Jun. 15, 2012 at 3:44pm
It may be difficult to demonstrate the beneficial impact of the cultural unrest of the 1960s on the decades that follow. It is difficult to minimise its importance: it contributed, directly and indirectly, to the birth of mass feminism, to the ecological movement, to the growth, expansion and diffusion of the importance of subjectivity and consciousness, to the recognition of the existence of institutionalised and disguised forms of racism and repression. In academia, the movement directly or indirectly led to a revolution in the humanities and social sciences: the development and spread of social history in all its forms, the growth of sociology, the flowering of interdisciplinary approaches, the evolution of increasingly sophisticated theoretical methods.

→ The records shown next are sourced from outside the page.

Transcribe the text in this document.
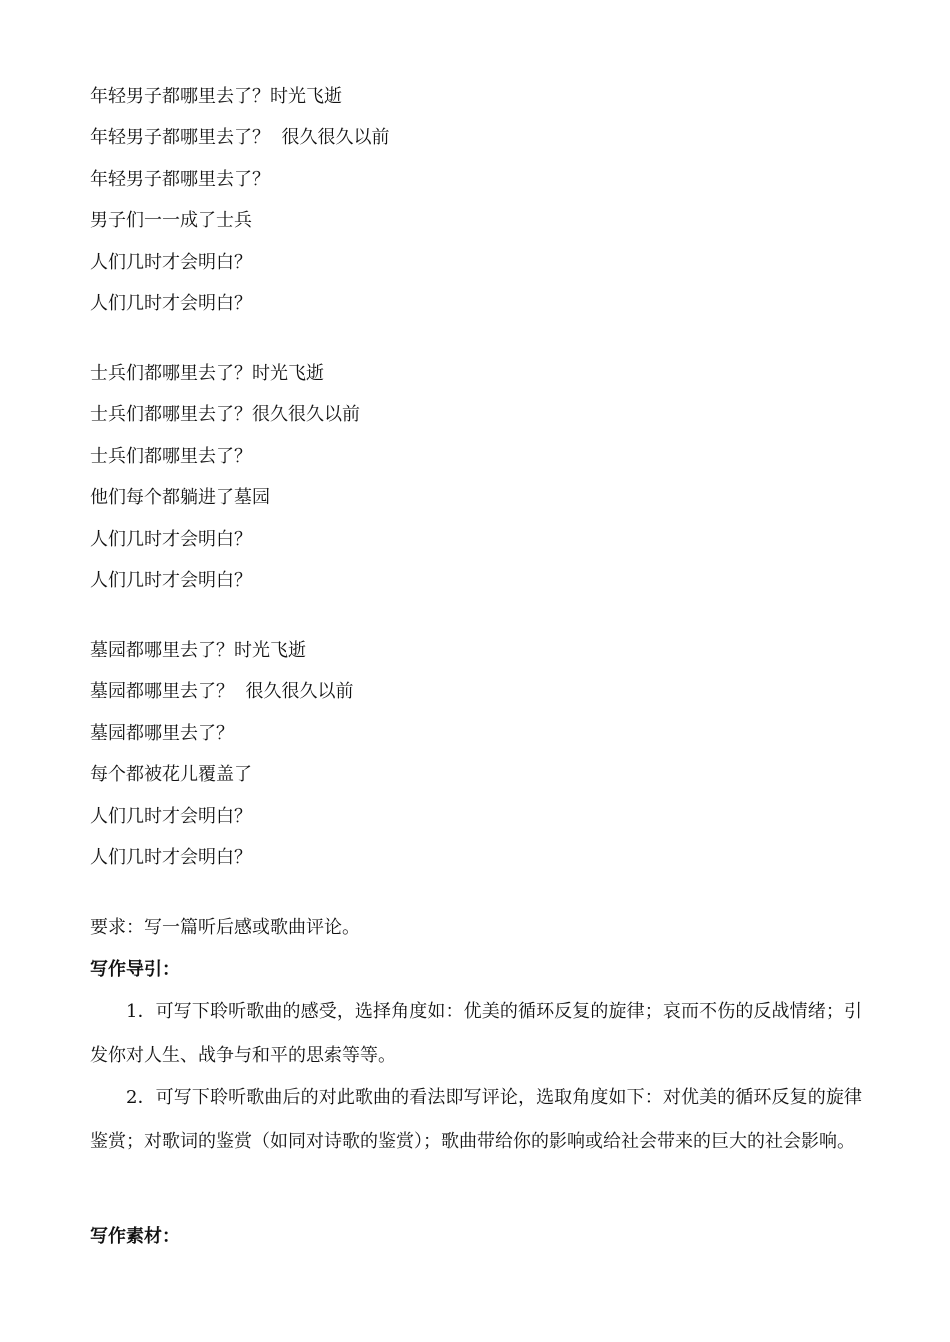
年轻男子都哪里去了？时光飞逝
年轻男子都哪里去了？  很久很久以前
年轻男子都哪里去了？
男子们一一成了士兵
人们几时才会明白？
人们几时才会明白？
士兵们都哪里去了？时光飞逝
士兵们都哪里去了？很久很久以前
士兵们都哪里去了？
他们每个都躺进了墓园
人们几时才会明白？
人们几时才会明白？
墓园都哪里去了？时光飞逝
墓园都哪里去了？  很久很久以前
墓园都哪里去了？
每个都被花儿覆盖了
人们几时才会明白？
人们几时才会明白？
要求：写一篇听后感或歌曲评论。
写作导引：
1．可写下聆听歌曲的感受，选择角度如：优美的循环反复的旋律；哀而不伤的反战情绪；引发你对人生、战争与和平的思索等等。
2．可写下聆听歌曲后的对此歌曲的看法即写评论，选取角度如下：对优美的循环反复的旋律鉴赏；对歌词的鉴赏（如同对诗歌的鉴赏）；歌曲带给你的影响或给社会带来的巨大的社会影响。
写作素材：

Jun. 14, 2012 at 3:54pm with 5 notes
What baffled and still baffles scholars is that, under the cover of a great similarity in behaviour, style, fashion and action, the trend displayed a complex array of contradictory values. Hard-core young Stalinists or Trotskyists went around with long hair and in tight jeans. Maoists enjoyed listening to the Rolling Stones’ ‘I Can’t Get No Satisfaction’. Defence of individualism and distaste for bureaucracy went hand in hand with staunch advocacy of state or collective action against racism and poverty. Avowed libertarians urged withdrawing free speech from supporters of far-right groups. In the name of liberalism, student radicals defended the autonomy of the universities against the encroachment of capitalism, and condemned any funding from private enterprise or government departments connected to the police and the armed forces. At the same time, they criticised the liberal, elitist and allegedly ‘irrelevant’ nature of much academic research, demanded that the universities should no longer be ivory towers and a preserve for the few, and should instead serve society and the people.